Nutuk/15. bölüm/Rauf Bey müzâkerâtı bitirip sulhu hazırlayan İsmet Paşa'nın netice hakkında hükûmetin fikrini soran telgrafına cevap vermemişti

Nihayet, Efendiler, Temmuz evâsıtında konferans hitam buldu. İsmet Paşa, sulh muâhedenamesini imzadan evvel Heyet-i Vekile Reisi Rauf Bey’e, konferansın hitam bulduğunu ve mesâilin tarz-ı hallini bildirmiş... Rauf Bey müsbet veya menfî hiçbir cevap vermemiş... İsmet Paşa, intizâr içinde geçirdiği bugünlerde çok muztarib olmuş... Hükümetin hiçbir cevap vermeyişini, Ankara’da bir tereddüdün hüküm-ferma olduğuna atfetmiş... Rauf Bey’e yazdığından üç gün sonra 18 Temmuz 1923 tarihinde bana da keyfiyeti iş’âr etti. Telgrafnamesinde hükümetin mûcib-i tereddüdü olabileceğini tahmin ettiği noktaları birer birer ta’dâd ve tavzîh ettikten sonra, şu sözlerle mütâlaalarına hitam veriyordu:

Eğer Hükümet kabul ettiğimiz şeyin kat’iyen reddinde musır ise, bunu bizim yapmaklığımıza imkân yoktur. Düşüne düşüne benim bulduğum yol İstanbul’daki komiserlere tebligat yapıp, imza salâhiyetini bizden nez etmektir. Bu hal de gerçi bizim için küre-i arz üzerinde görülmemiş bir skandal olur. Fakat menâfi-i âliye-i vatan şahsî düşüncelerin fevkinde olduğundan Hükümet-i Milliye kanaatini tatbik eder. Hükümet’ten teşekkür beklemiyoruz. Muhasebe-i âmâlimiz millete ve tarihe mevdudur.

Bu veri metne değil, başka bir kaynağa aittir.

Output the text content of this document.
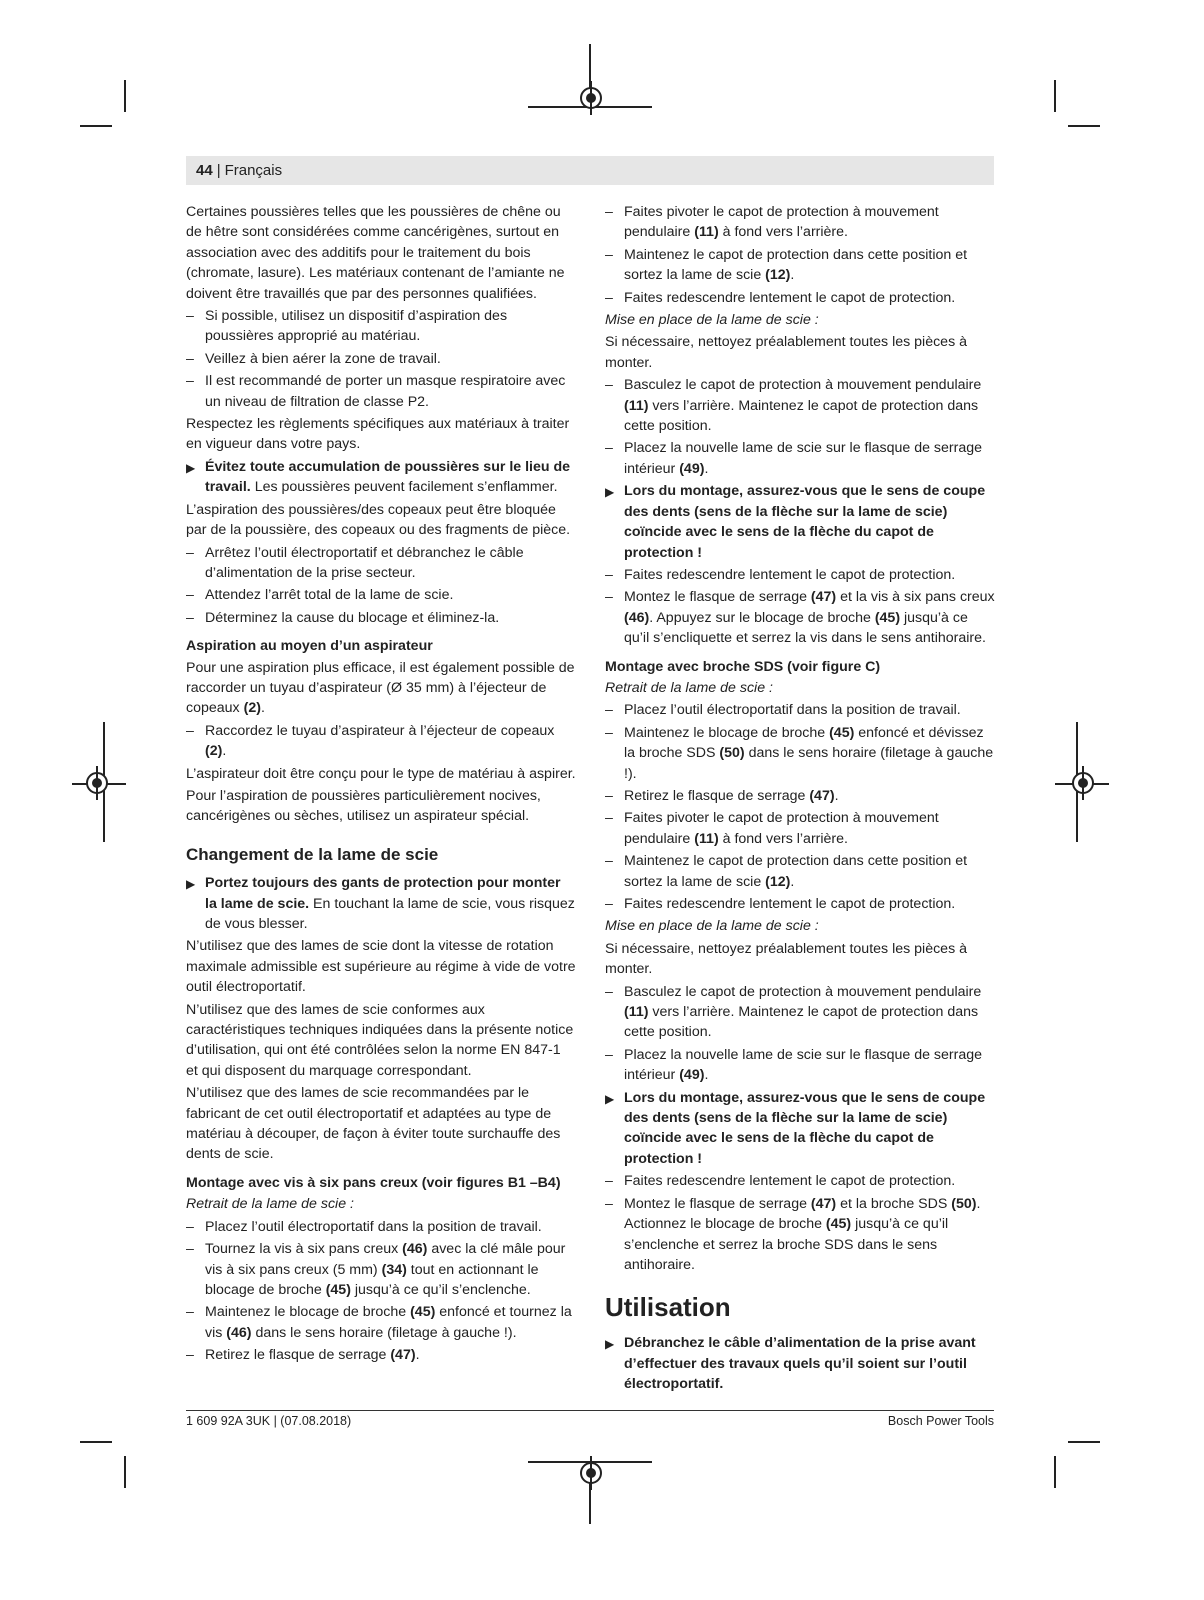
44 | Français

Certaines poussières telles que les poussières de chêne ou de hêtre sont considérées comme cancérigènes, surtout en association avec des additifs pour le traitement du bois (chromate, lasure). Les matériaux contenant de l’amiante ne doivent être travaillés que par des personnes qualifiées.

– Si possible, utilisez un dispositif d’aspiration des poussières approprié au matériau.
– Veillez à bien aérer la zone de travail.
– Il est recommandé de porter un masque respiratoire avec un niveau de filtration de classe P2.

Respectez les règlements spécifiques aux matériaux à traiter en vigueur dans votre pays.

▶ Évitez toute accumulation de poussières sur le lieu de travail. Les poussières peuvent facilement s’enflammer.

L’aspiration des poussières/des copeaux peut être bloquée par de la poussière, des copeaux ou des fragments de pièce.

– Arrêtez l’outil électroportatif et débranchez le câble d’alimentation de la prise secteur.
– Attendez l’arrêt total de la lame de scie.
– Déterminez la cause du blocage et éliminez-la.
Aspiration au moyen d’un aspirateur

Pour une aspiration plus efficace, il est également possible de raccorder un tuyau d’aspirateur (Ø 35 mm) à l’éjecteur de copeaux (2).

– Raccordez le tuyau d’aspirateur à l’éjecteur de copeaux (2).

L’aspirateur doit être conçu pour le type de matériau à aspirer.

Pour l’aspiration de poussières particulièrement nocives, cancérigènes ou sèches, utilisez un aspirateur spécial.

Changement de la lame de scie
▶ Portez toujours des gants de protection pour monter la lame de scie. En touchant la lame de scie, vous risquez de vous blesser.

N’utilisez que des lames de scie dont la vitesse de rotation maximale admissible est supérieure au régime à vide de votre outil électroportatif.

N’utilisez que des lames de scie conformes aux caractéristiques techniques indiquées dans la présente notice d’utilisation, qui ont été contrôlées selon la norme EN 847-1 et qui disposent du marquage correspondant.

N’utilisez que des lames de scie recommandées par le fabricant de cet outil électroportatif et adaptées au type de matériau à découper, de façon à éviter toute surchauffe des dents de scie.

Montage avec vis à six pans creux (voir figures B1 –B4)

Retrait de la lame de scie :

– Placez l’outil électroportatif dans la position de travail.
– Tournez la vis à six pans creux (46) avec la clé mâle pour vis à six pans creux (5 mm) (34) tout en actionnant le blocage de broche (45) jusqu’à ce qu’il s’enclenche.
– Maintenez le blocage de broche (45) enfoncé et tournez la vis (46) dans le sens horaire (filetage à gauche !).
– Retirez le flasque de serrage (47).
– Faites pivoter le capot de protection à mouvement pendulaire (11) à fond vers l’arrière.
– Maintenez le capot de protection dans cette position et sortez la lame de scie (12).
– Faites redescendre lentement le capot de protection.

Mise en place de la lame de scie :

Si nécessaire, nettoyez préalablement toutes les pièces à monter.

– Basculez le capot de protection à mouvement pendulaire (11) vers l’arrière. Maintenez le capot de protection dans cette position.
– Placez la nouvelle lame de scie sur le flasque de serrage intérieur (49).
▶ Lors du montage, assurez-vous que le sens de coupe des dents (sens de la flèche sur la lame de scie) coïncide avec le sens de la flèche du capot de protection !
– Faites redescendre lentement le capot de protection.
– Montez le flasque de serrage (47) et la vis à six pans creux (46). Appuyez sur le blocage de broche (45) jusqu’à ce qu’il s’encliquette et serrez la vis dans le sens antihoraire.
Montage avec broche SDS (voir figure C)

Retrait de la lame de scie :

– Placez l’outil électroportatif dans la position de travail.
– Maintenez le blocage de broche (45) enfoncé et dévissez la broche SDS (50) dans le sens horaire (filetage à gauche !).
– Retirez le flasque de serrage (47).
– Faites pivoter le capot de protection à mouvement pendulaire (11) à fond vers l’arrière.
– Maintenez le capot de protection dans cette position et sortez la lame de scie (12).
– Faites redescendre lentement le capot de protection.

Mise en place de la lame de scie :

Si nécessaire, nettoyez préalablement toutes les pièces à monter.

– Basculez le capot de protection à mouvement pendulaire (11) vers l’arrière. Maintenez le capot de protection dans cette position.
– Placez la nouvelle lame de scie sur le flasque de serrage intérieur (49).
▶ Lors du montage, assurez-vous que le sens de coupe des dents (sens de la flèche sur la lame de scie) coïncide avec le sens de la flèche du capot de protection !
– Faites redescendre lentement le capot de protection.
– Montez le flasque de serrage (47) et la broche SDS (50). Actionnez le blocage de broche (45) jusqu’à ce qu’il s’enclenche et serrez la broche SDS dans le sens antihoraire.
Utilisation
▶ Débranchez le câble d’alimentation de la prise avant d’effectuer des travaux quels qu’il soient sur l’outil électroportatif.
1 609 92A 3UK | (07.08.2018)	Bosch Power Tools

Efendiler, İsmet Paşa’nın takip ve intâc ettiği işin ne kadar mühim olduğu izahtan müstağnidir. Bu işin intâc olunduğu, son günün, imza gününün geldiği iş’ârına, tehalükle bir cevap verileceğini kabul etmek tabiidir. Ankara ile Lozan arasında, bir günde, iki günde muhabere mümkündü. Üç gün geçtiği halde, hiçbir cevap verilmemiş olması, en basit telâkkiye göre, Heyet-i Vekile Reisi’nin işi müsamaha ve lâkaydî ile karşıladığına delâlet eder. Yapılan işin Hükümet’çe noksan görülerek reddi cihetine gidilmek istendiği ve bundaki tereddütten dolayı cevap verilememekte olduğu zehâbına da düşülebilir. Bu takdirde işi ikmâl için, büyük ve tarihî mes’ûliyet altında imza kullanacak olan zatın, ma’rûz kalacağı vaziyetin ne kadar müşkil olacağı düşünülürse, İsmet Paşa’nın muazzeb ve muztarib olmasını haklı görmek lâzım gelir.